In accordance with revised regulations, universities adopt their own standards for eligibility to receive federal, state or local aid, though most all concentrate on three areas: grade-point average, the pace of progress to degree completion and the number of attempted credit hours.
Carolyn Mallory, UHV's financial aid director, said undergraduate students must maintain a 2.0 GPA at the university to receive financial aid, while graduate students must maintain a 3.0 GPA. That applies to any type of aid, whether it is a federal Pell Grant or student loan, a state grant or local scholarship and grant aid.
For example, if a UHV student falls below the 2.0 mark, he is given a financial aid warning and has one semester to get his grades up. If he fails to raise his grades to meet the GPA requirement, he is suspended from financial aid eligibility. He may file an appeal stating that there were mitigating circumstances that caused his grades to fall, such as a death in the family or serious illness.
The student must show how he plans to get his grades back on track. If the appeal is approved, the student will be placed on financial aid probation.

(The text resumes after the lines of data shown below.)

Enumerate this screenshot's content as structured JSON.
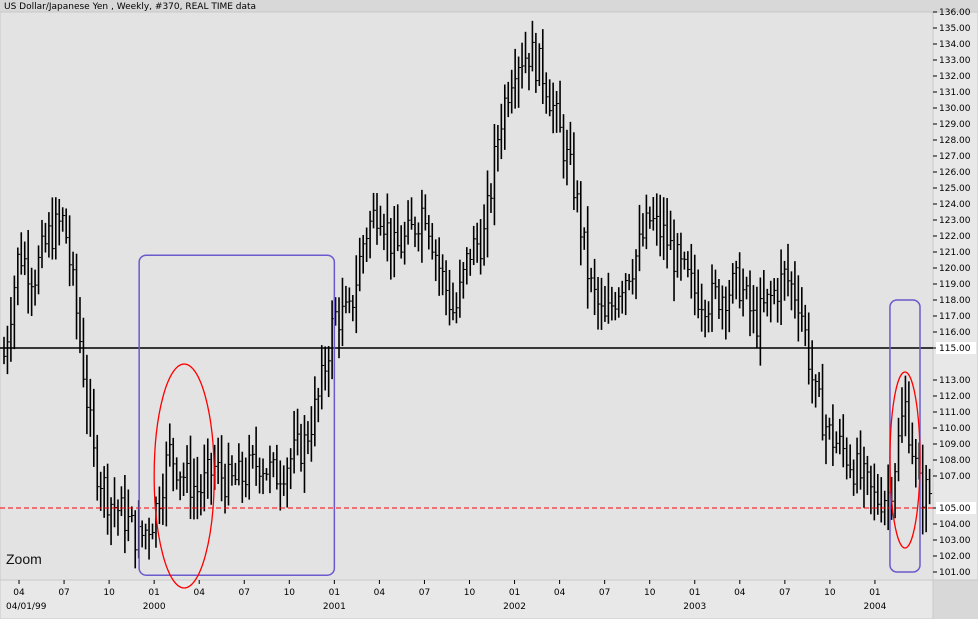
{
  "header": {
    "title": "US Dollar/Japanese Yen , Weekly, #370, REAL TIME data"
  },
  "zoom_label": "Zoom",
  "colors": {
    "background": "#e3e3e3",
    "frame": "#d0d0d0",
    "bars": "#000000",
    "support_line": "#ff0000",
    "pivot_line": "#000000",
    "zoom_box": "#6a5acd",
    "circle": "#ff0000"
  },
  "chart_data": {
    "type": "ohlc",
    "title": "US Dollar/Japanese Yen , Weekly, #370, REAL TIME data",
    "ylim": [
      100.5,
      136.0
    ],
    "y_tick_labels": [
      "101.00",
      "102.00",
      "103.00",
      "104.00",
      "105.00",
      "107.00",
      "108.00",
      "109.00",
      "110.00",
      "111.00",
      "112.00",
      "113.00",
      "115.00",
      "116.00",
      "117.00",
      "118.00",
      "119.00",
      "120.00",
      "121.00",
      "122.00",
      "123.00",
      "124.00",
      "125.00",
      "126.00",
      "127.00",
      "128.00",
      "129.00",
      "130.00",
      "131.00",
      "132.00",
      "133.00",
      "134.00",
      "135.00",
      "136.00"
    ],
    "x_tick_labels": [
      {
        "label": "04",
        "date": "1999-04"
      },
      {
        "label": "07",
        "date": "1999-07"
      },
      {
        "label": "10",
        "date": "1999-10"
      },
      {
        "label": "01",
        "date": "2000-01"
      },
      {
        "label": "04",
        "date": "2000-04"
      },
      {
        "label": "07",
        "date": "2000-07"
      },
      {
        "label": "10",
        "date": "2000-10"
      },
      {
        "label": "01",
        "date": "2001-01"
      },
      {
        "label": "04",
        "date": "2001-04"
      },
      {
        "label": "07",
        "date": "2001-07"
      },
      {
        "label": "10",
        "date": "2001-10"
      },
      {
        "label": "01",
        "date": "2002-01"
      },
      {
        "label": "04",
        "date": "2002-04"
      },
      {
        "label": "07",
        "date": "2002-07"
      },
      {
        "label": "10",
        "date": "2002-10"
      },
      {
        "label": "01",
        "date": "2003-01"
      },
      {
        "label": "04",
        "date": "2003-04"
      },
      {
        "label": "07",
        "date": "2003-07"
      },
      {
        "label": "10",
        "date": "2003-10"
      },
      {
        "label": "01",
        "date": "2004-01"
      }
    ],
    "x_year_labels": [
      {
        "label": "04/01/99",
        "date": "1999-04"
      },
      {
        "label": "2000",
        "date": "2000-01"
      },
      {
        "label": "2001",
        "date": "2001-01"
      },
      {
        "label": "2002",
        "date": "2002-01"
      },
      {
        "label": "2003",
        "date": "2003-01"
      },
      {
        "label": "2004",
        "date": "2004-01"
      }
    ],
    "x_range": [
      "1999-03",
      "2004-04"
    ],
    "pivot_line": {
      "value": 115.0,
      "label": "115.00"
    },
    "support_line": {
      "value": 105.0,
      "label": "105.00"
    },
    "close_path": [
      [
        "1999-03",
        114.5
      ],
      [
        "1999-04",
        121.0
      ],
      [
        "1999-05",
        119.5
      ],
      [
        "1999-06",
        122.0
      ],
      [
        "1999-07",
        123.0
      ],
      [
        "1999-08",
        116.0
      ],
      [
        "1999-09",
        108.0
      ],
      [
        "1999-10",
        105.5
      ],
      [
        "1999-11",
        104.5
      ],
      [
        "1999-12",
        103.0
      ],
      [
        "2000-01",
        104.5
      ],
      [
        "2000-02",
        108.5
      ],
      [
        "2000-03",
        107.0
      ],
      [
        "2000-04",
        106.0
      ],
      [
        "2000-05",
        107.5
      ],
      [
        "2000-06",
        106.5
      ],
      [
        "2000-07",
        107.0
      ],
      [
        "2000-08",
        108.0
      ],
      [
        "2000-09",
        107.0
      ],
      [
        "2000-10",
        108.0
      ],
      [
        "2000-11",
        109.0
      ],
      [
        "2000-12",
        112.0
      ],
      [
        "2001-01",
        117.0
      ],
      [
        "2001-02",
        117.0
      ],
      [
        "2001-03",
        122.0
      ],
      [
        "2001-04",
        124.0
      ],
      [
        "2001-05",
        121.0
      ],
      [
        "2001-06",
        122.0
      ],
      [
        "2001-07",
        124.0
      ],
      [
        "2001-08",
        120.0
      ],
      [
        "2001-09",
        117.0
      ],
      [
        "2001-10",
        121.0
      ],
      [
        "2001-11",
        122.0
      ],
      [
        "2001-12",
        129.0
      ],
      [
        "2002-01",
        133.0
      ],
      [
        "2002-02",
        133.5
      ],
      [
        "2002-03",
        132.0
      ],
      [
        "2002-04",
        128.5
      ],
      [
        "2002-05",
        125.0
      ],
      [
        "2002-06",
        119.0
      ],
      [
        "2002-07",
        116.5
      ],
      [
        "2002-08",
        119.0
      ],
      [
        "2002-09",
        120.5
      ],
      [
        "2002-10",
        123.0
      ],
      [
        "2002-11",
        122.0
      ],
      [
        "2002-12",
        120.0
      ],
      [
        "2003-01",
        118.5
      ],
      [
        "2003-02",
        118.0
      ],
      [
        "2003-03",
        118.5
      ],
      [
        "2003-04",
        119.0
      ],
      [
        "2003-05",
        116.5
      ],
      [
        "2003-06",
        118.0
      ],
      [
        "2003-07",
        119.5
      ],
      [
        "2003-08",
        118.0
      ],
      [
        "2003-09",
        112.0
      ],
      [
        "2003-10",
        109.5
      ],
      [
        "2003-11",
        108.5
      ],
      [
        "2003-12",
        107.0
      ],
      [
        "2004-01",
        105.5
      ],
      [
        "2004-02",
        106.0
      ],
      [
        "2004-03",
        111.5
      ],
      [
        "2004-04",
        106.0
      ]
    ],
    "zoom_boxes": [
      {
        "x_from": "1999-12",
        "x_to": "2001-01",
        "y_from": 100.8,
        "y_to": 120.8
      },
      {
        "x_from": "2004-02",
        "x_to": "2004-04",
        "y_from": 101.0,
        "y_to": 118.0
      }
    ],
    "circles": [
      {
        "x_from": "2000-01",
        "x_to": "2000-05",
        "y_from": 100.0,
        "y_to": 114.0
      },
      {
        "x_from": "2004-02",
        "x_to": "2004-04",
        "y_from": 102.5,
        "y_to": 113.5
      }
    ],
    "grid": false
  }
}
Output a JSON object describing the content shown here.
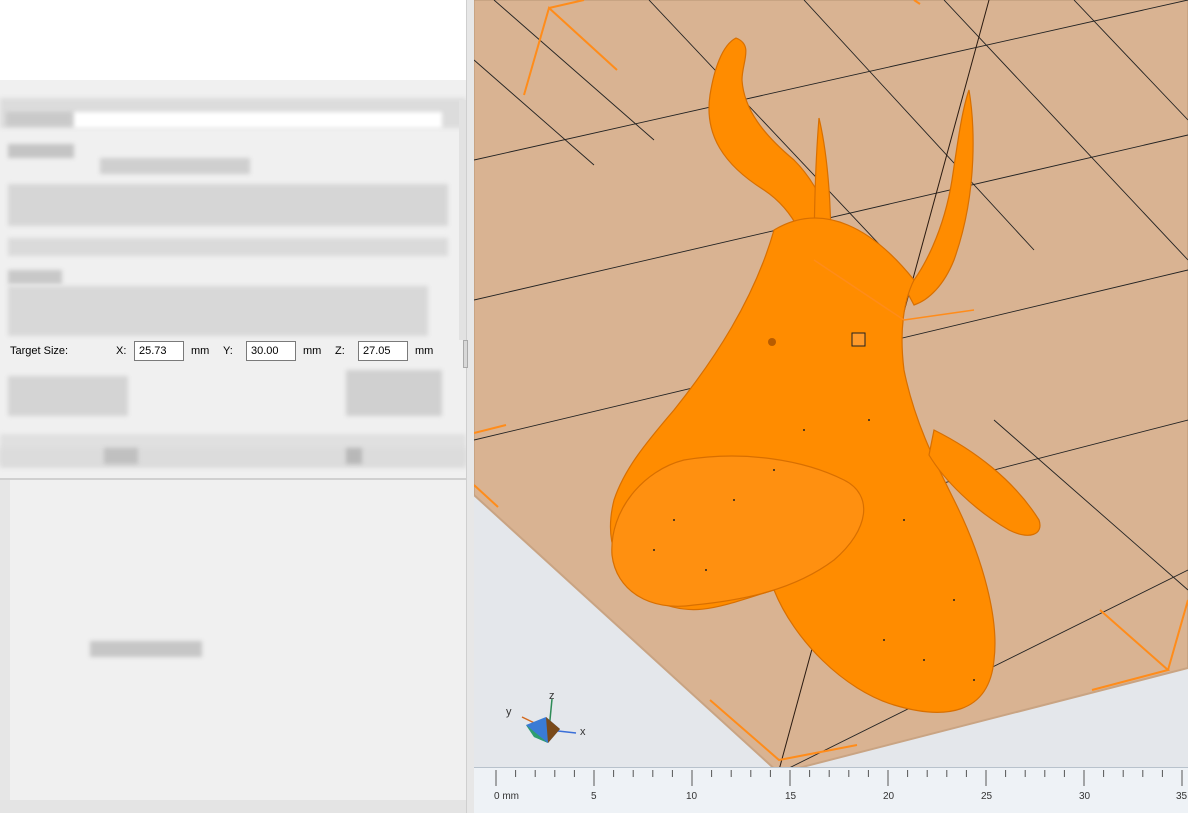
{
  "target_size": {
    "label": "Target Size:",
    "x_label": "X:",
    "x_value": "25.73",
    "y_label": "Y:",
    "y_value": "30.00",
    "z_label": "Z:",
    "z_value": "27.05",
    "unit": "mm"
  },
  "viewport": {
    "axes": {
      "x": "x",
      "y": "y",
      "z": "z"
    },
    "ruler": {
      "labels": [
        "0 mm",
        "5",
        "10",
        "15",
        "20",
        "25",
        "30",
        "35"
      ]
    },
    "model_color": "#ff8c00",
    "bed_color": "#d9b392"
  }
}
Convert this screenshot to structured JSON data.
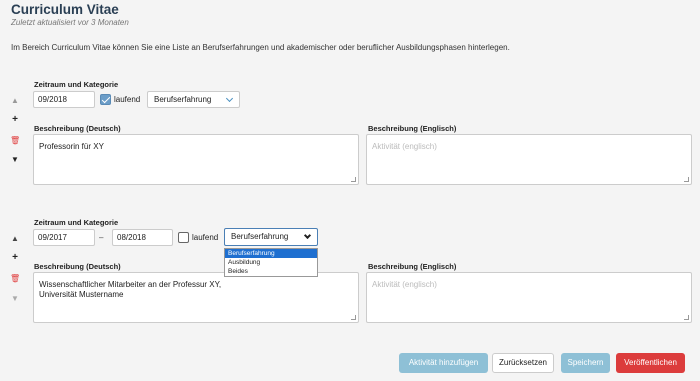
{
  "header": {
    "title": "Curriculum Vitae",
    "subtitle": "Zuletzt aktualisiert vor 3 Monaten",
    "intro": "Im Bereich Curriculum Vitae können Sie eine Liste an Berufserfahrungen und akademischer oder beruflicher Ausbildungsphasen hinterlegen."
  },
  "entries": [
    {
      "period_label": "Zeitraum und Kategorie",
      "start": "09/2018",
      "end": "",
      "ongoing": true,
      "ongoing_label": "laufend",
      "category": "Berufserfahrung",
      "desc_de_label": "Beschreibung (Deutsch)",
      "desc_de": "Professorin für XY",
      "desc_en_label": "Beschreibung (Englisch)",
      "desc_en_placeholder": "Aktivität (englisch)"
    },
    {
      "period_label": "Zeitraum und Kategorie",
      "start": "09/2017",
      "separator": "–",
      "end": "08/2018",
      "ongoing": false,
      "ongoing_label": "laufend",
      "category": "Berufserfahrung",
      "desc_de_label": "Beschreibung (Deutsch)",
      "desc_de_line1": "Wissenschaftlicher Mitarbeiter an der Professur XY,",
      "desc_de_line2": "Universität Mustername",
      "desc_en_label": "Beschreibung (Englisch)",
      "desc_en_placeholder": "Aktivität (englisch)"
    }
  ],
  "dropdown": {
    "options": [
      "Berufserfahrung",
      "Ausbildung",
      "Beides"
    ],
    "selected": "Berufserfahrung"
  },
  "controls": {
    "up": "▲",
    "add": "+",
    "delete": "🗑",
    "down": "▼"
  },
  "footer": {
    "add_label": "Aktivität hinzufügen",
    "reset_label": "Zurücksetzen",
    "save_label": "Speichern",
    "publish_label": "Veröffentlichen"
  },
  "colors": {
    "primary_light": "#8ec0d6",
    "danger": "#dc3c3c",
    "title": "#2a3f54"
  }
}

The UHV Satisfactory Academic Progress Committee may require the student to meet certain academic plan stipulations in order to continue on probation for more than one term.
One of the recent financial aid policy revisions included a change that will be implemented this fall, Mallory said. The graduate student pace of progression will increase from 62 percent to 67 percent. That means students must complete two of every three enrolled classes to continue receiving assistance.
Undergraduates also are required to complete at least 67 percent of courses they attempt.
Finally, UHV undergraduates may not receive financial aid for more than 180 attempted hours. The cap for graduate students is 68 hours. This discourages switching majors more than once or twice, and it encourages students to focus on completing a degree.
Mallory said about 60 percent of UHV students receive some type of financial aid.
Given recent austerity measures at the federal level, it would be reasonable to assume more changes are on the way for federal student aid. But for now, this outlines the UHV Satisfactory Academic Progress policy.